Monday, December 29, 2008

Rehabilitation of Communities Involved in Traditional Hunting outside Tiger Reserves

Rehabilitation of Communities Involved in Traditional Hunting outside Tiger Reserves

Year End Review
Ministry of Environment and Forests
Press Information Bureau
Government of India
Monday, December 29, 2008

National Tiger Conservation Authority is strengthening anti-poaching activities, including special strategy for monsoon patrolling, by providing funding support to Tiger Reserve States, as proposed by them, for deployment of anti-poaching squads involving ex-army personnel / home guards, apart from workforce comprising of local people, in addition to strengthening of communication / wireless facilities.

The revised Project Tiger guidelines have been issued to States for strengthening tiger conservation, which apart from ongoing activities, interalia, include funding support to States for enhanced village relocation/rehabilitation package for people living in core or critical tiger habitats (from Rs. 1 lakh/family to Rs. 10 lakhs/family), rehabilitation/resettlement of communities involved in traditional hunting, mainstreaming livelihood and wildlife concerns in forests outside tiger reserves and fostering corridor conservation through restorative strategy to arrest habitat fragmentation.

An area of 26749.097 sq.km. has been notified by 14 Tiger States (out of 17) as core or critical tiger habitat under section 38V of the Wildlife (Protection) Act, 1972, as amended in 2006 (AP, Arunachal, Assam, Karnataka, Kerala, Jharkhand, Madhya Pradesh, Maharashtra, Mizoram, Rajasthan, Tamil Nadu, Uttarakhand, Orissa and West Bengal). Three tiger States (Bihar, Chhattisgarh and UP) have taken a decision for notifying the core or critical tiger habitats (4264.282 sq.km.). The State of Madhya Pradesh has not identified/notified the core/critical tiger habitat in its newly constituted tiger reserve (Sanjay National Park and Sanjay Dubri Wildlife Sanctuary).

Memorandum of Understanding developed for better/concerted implementation of conservation inputs through tiger reserve States.

A scientific methodology for estimating tiger (including copredators, prey animals and assessment of habitat status) has been evolved and mainstreamed. The findings of this estimation/assessment are bench marks for future tiger conservation strategy.
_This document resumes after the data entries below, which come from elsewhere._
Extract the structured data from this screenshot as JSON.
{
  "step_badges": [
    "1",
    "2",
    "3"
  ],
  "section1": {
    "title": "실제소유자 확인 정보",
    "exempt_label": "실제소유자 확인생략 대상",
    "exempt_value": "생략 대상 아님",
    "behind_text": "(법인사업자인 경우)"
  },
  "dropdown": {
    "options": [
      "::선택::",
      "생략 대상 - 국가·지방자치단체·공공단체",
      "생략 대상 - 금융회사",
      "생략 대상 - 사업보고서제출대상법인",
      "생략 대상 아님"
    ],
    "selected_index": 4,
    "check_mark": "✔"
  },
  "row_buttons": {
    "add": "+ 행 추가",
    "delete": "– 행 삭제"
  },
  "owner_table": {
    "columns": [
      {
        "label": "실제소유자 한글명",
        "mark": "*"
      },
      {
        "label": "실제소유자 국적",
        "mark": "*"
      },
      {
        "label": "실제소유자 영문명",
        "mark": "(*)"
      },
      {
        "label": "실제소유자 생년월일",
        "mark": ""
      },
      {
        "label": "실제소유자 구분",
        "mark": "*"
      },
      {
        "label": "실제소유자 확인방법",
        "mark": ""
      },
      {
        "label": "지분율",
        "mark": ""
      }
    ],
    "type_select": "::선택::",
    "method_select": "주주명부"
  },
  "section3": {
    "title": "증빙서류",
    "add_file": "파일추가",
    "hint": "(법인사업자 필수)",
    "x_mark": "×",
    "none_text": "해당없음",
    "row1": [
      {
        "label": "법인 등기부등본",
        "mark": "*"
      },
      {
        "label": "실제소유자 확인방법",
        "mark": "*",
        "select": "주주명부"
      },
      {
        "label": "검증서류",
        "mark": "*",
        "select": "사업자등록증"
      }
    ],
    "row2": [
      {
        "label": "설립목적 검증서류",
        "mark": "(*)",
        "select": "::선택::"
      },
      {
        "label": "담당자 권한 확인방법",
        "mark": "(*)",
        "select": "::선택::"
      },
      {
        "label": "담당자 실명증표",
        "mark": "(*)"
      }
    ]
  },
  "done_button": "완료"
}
Intervention made in CITES for suggesting benchmark for restricting captive breeding of tigers to a level supportive to wild tiger conservation.

As a part of “active management” initiative to strengthen wild tiger conservation, a male tiger and a tigress have been reintroduced in the Sariska Tiger Reserve (Rajasthan), based on a recovery strategy suggested by the Wildlife Institute of India. The tigers are being closely monitored by radio telemetry.

The policy initiatives announced by the Finance Minister in his Budget Speech of 29.2.2008, interalia, contains action points relating to tiger protection. A one time grant of Rs. 50.00 crores has been provided to the National Tiger Conservation Authority (NTCA) for raising, arming and deploying a Special Tiger Protection Force (STPF). The proposal, finalized on the basis of discussion with States, other enforcement agencies and MHA, has been discussed in the EFC meeting.